Footnotes for the Kindle

Mark Mason muses in The Spectator on the fate of the footnote in the Kindle. I recently hand-coded my Kindle ebook H.P. Lovecraft As Psychogeographer, New York City 1924-26 which had thousands of footnotes, using special round-trip links. But Mark rightly points out that readers need some kind of visual flag to indicate when a footnote link contains substantial additional commentary by the author…

“Can’t risk missing those, can you? So you have to look up each and every note, just in case. Or, as I’ve started doing, scanning the notes each time I start a new chapter and trying to remember which ones are proper and which I can ignore. All very cumbersome.”

So should Kindle coders need to abide by a convention whereby links to ‘substantial’ footnotes are at least placed in bold?

The New York Times also frets about the fate of the footnote.

Google Book Search date-range broken?

Interesting. It appears that Google Book Search hasn’t added any new books since the end of December 2009. Or at least, it looks that way if you filter by date. Go to Book Search, select Custom Range… 1/1/2010 to 10/10/2011. Select a common term such as “author” or “genre” or “2011”. No results whatsoever, except from U.S. magazines. The search-by-date function seems to be broken, as searching for “2011”, without a date range set in the sidebar, throws up textbooks published in mid 2010 and late 2010 (e.g.: such as “Microsoft Office 2011 for Mac: Visual QuickStart”).

“Search Needs A Shake Up”

Search Needs A Shake Up” writes Oren Etzion in an op-ad article in the comments column of Nature (4th Aug 2011). The under-the-hood discovery technology has not significantly progressed, even while more-or-less helpful widgets have proliferated on search pages, and search results are transformed on-the-fly to fit almost any mobile device. Most ordinary people still want their search-engine to be like a ‘magic oracle’ — ask a natural language question, and get a one-line correct answer back. Of course, that doesn’t work — which is why Yahoo Answers and its more professional imitators are so popular for those with few search skills. The problem is, the laziness of their users makes unpaid slaves of their helpers.

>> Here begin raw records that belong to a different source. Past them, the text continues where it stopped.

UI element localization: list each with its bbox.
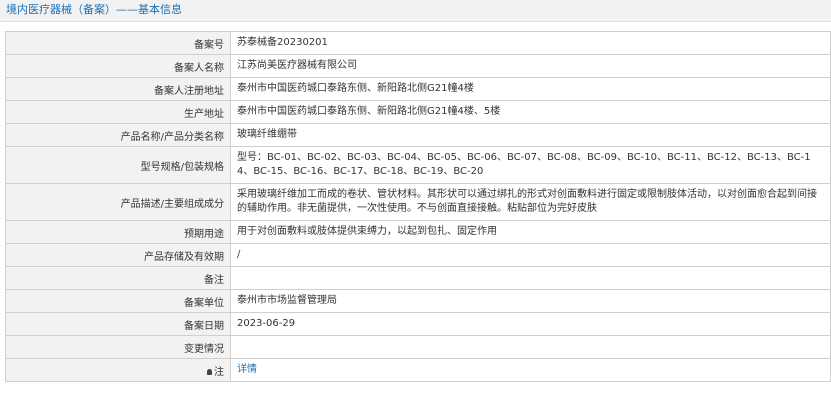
label-storage-validity: 产品存储及有效期 bbox=[5, 243, 231, 267]
label-filing-unit: 备案单位 bbox=[5, 289, 231, 313]
value-registrant-name: 江苏尚美医疗器械有限公司 bbox=[230, 54, 831, 78]
value-remarks bbox=[230, 266, 831, 290]
label-product-name: 产品名称/产品分类名称 bbox=[5, 123, 231, 147]
label-model-spec: 型号规格/包装规格 bbox=[5, 146, 231, 184]
row-change-status: 变更情况 bbox=[5, 335, 831, 359]
row-note: 注 详情 bbox=[5, 358, 831, 382]
label-record-number: 备案号 bbox=[5, 31, 231, 55]
label-intended-use: 预期用途 bbox=[5, 220, 231, 244]
label-registrant-address: 备案人注册地址 bbox=[5, 77, 231, 101]
value-record-number: 苏泰械备20230201 bbox=[230, 31, 831, 55]
details-link[interactable]: 详情 bbox=[237, 364, 257, 375]
lightbulb-icon bbox=[207, 368, 212, 375]
row-model-spec: 型号规格/包装规格 型号：BC-01、BC-02、BC-03、BC-04、BC-… bbox=[5, 146, 831, 184]
value-storage-validity: / bbox=[230, 243, 831, 267]
value-production-address: 泰州市中国医药城口泰路东侧、新阳路北侧G21幢4楼、5楼 bbox=[230, 100, 831, 124]
row-production-address: 生产地址 泰州市中国医药城口泰路东侧、新阳路北侧G21幢4楼、5楼 bbox=[5, 100, 831, 124]
label-product-description: 产品描述/主要组成成分 bbox=[5, 183, 231, 221]
info-table: 备案号 苏泰械备20230201 备案人名称 江苏尚美医疗器械有限公司 备案人注… bbox=[5, 31, 831, 382]
row-filing-unit: 备案单位 泰州市市场监督管理局 bbox=[5, 289, 831, 313]
row-filing-date: 备案日期 2023-06-29 bbox=[5, 312, 831, 336]
value-product-name: 玻璃纤维绷带 bbox=[230, 123, 831, 147]
value-registrant-address: 泰州市中国医药城口泰路东侧、新阳路北侧G21幢4楼 bbox=[230, 77, 831, 101]
header-subtitle: 基本信息 bbox=[138, 3, 182, 16]
row-product-description: 产品描述/主要组成成分 采用玻璃纤维加工而成的卷状、管状材料。其形状可以通过绑扎… bbox=[5, 183, 831, 221]
label-remarks: 备注 bbox=[5, 266, 231, 290]
value-model-spec: 型号：BC-01、BC-02、BC-03、BC-04、BC-05、BC-06、B… bbox=[230, 146, 831, 184]
value-change-status bbox=[230, 335, 831, 359]
row-remarks: 备注 bbox=[5, 266, 831, 290]
value-filing-unit: 泰州市市场监督管理局 bbox=[230, 289, 831, 313]
label-change-status: 变更情况 bbox=[5, 335, 231, 359]
header-separator: —— bbox=[116, 3, 138, 16]
value-product-description: 采用玻璃纤维加工而成的卷状、管状材料。其形状可以通过绑扎的形式对创面敷料进行固定… bbox=[230, 183, 831, 221]
label-filing-date: 备案日期 bbox=[5, 312, 231, 336]
row-intended-use: 预期用途 用于对创面敷料或肢体提供束缚力，以起到包扎、固定作用 bbox=[5, 220, 831, 244]
row-product-name: 产品名称/产品分类名称 玻璃纤维绷带 bbox=[5, 123, 831, 147]
label-registrant-name: 备案人名称 bbox=[5, 54, 231, 78]
value-filing-date: 2023-06-29 bbox=[230, 312, 831, 336]
label-note: 注 bbox=[214, 366, 224, 378]
value-intended-use: 用于对创面敷料或肢体提供束缚力，以起到包扎、固定作用 bbox=[230, 220, 831, 244]
header-title: 境内医疗器械（备案） bbox=[6, 3, 116, 16]
label-note-cell: 注 bbox=[5, 358, 231, 382]
row-storage-validity: 产品存储及有效期 / bbox=[5, 243, 831, 267]
label-production-address: 生产地址 bbox=[5, 100, 231, 124]
row-record-number: 备案号 苏泰械备20230201 bbox=[5, 31, 831, 55]
info-table-container: 备案号 苏泰械备20230201 备案人名称 江苏尚美医疗器械有限公司 备案人注… bbox=[5, 31, 831, 382]
row-registrant-name: 备案人名称 江苏尚美医疗器械有限公司 bbox=[5, 54, 831, 78]
value-note-cell: 详情 bbox=[230, 358, 831, 382]
page-header: 境内医疗器械（备案）——基本信息 bbox=[0, 0, 831, 22]
row-registrant-address: 备案人注册地址 泰州市中国医药城口泰路东侧、新阳路北侧G21幢4楼 bbox=[5, 77, 831, 101]
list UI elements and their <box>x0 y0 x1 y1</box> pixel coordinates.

But until we get that magic one question / one answer solution (Etzion outlines some research on that, but don’t hold your breath) how about just teaching people to search properly, ideally intensively and from primary school level onwards? It’s not rocket science. It’s no more difficult than learning the basics of the Highway Code by heart, or some basic smatterings of Spanish. Doing quality search should be as natural as basic literacy. Once the school-level training is bedded down, then refuse entry to university applicants who cannot pass a rigorous one-hour “search and find” test. The kids and their teachers will soon get the message.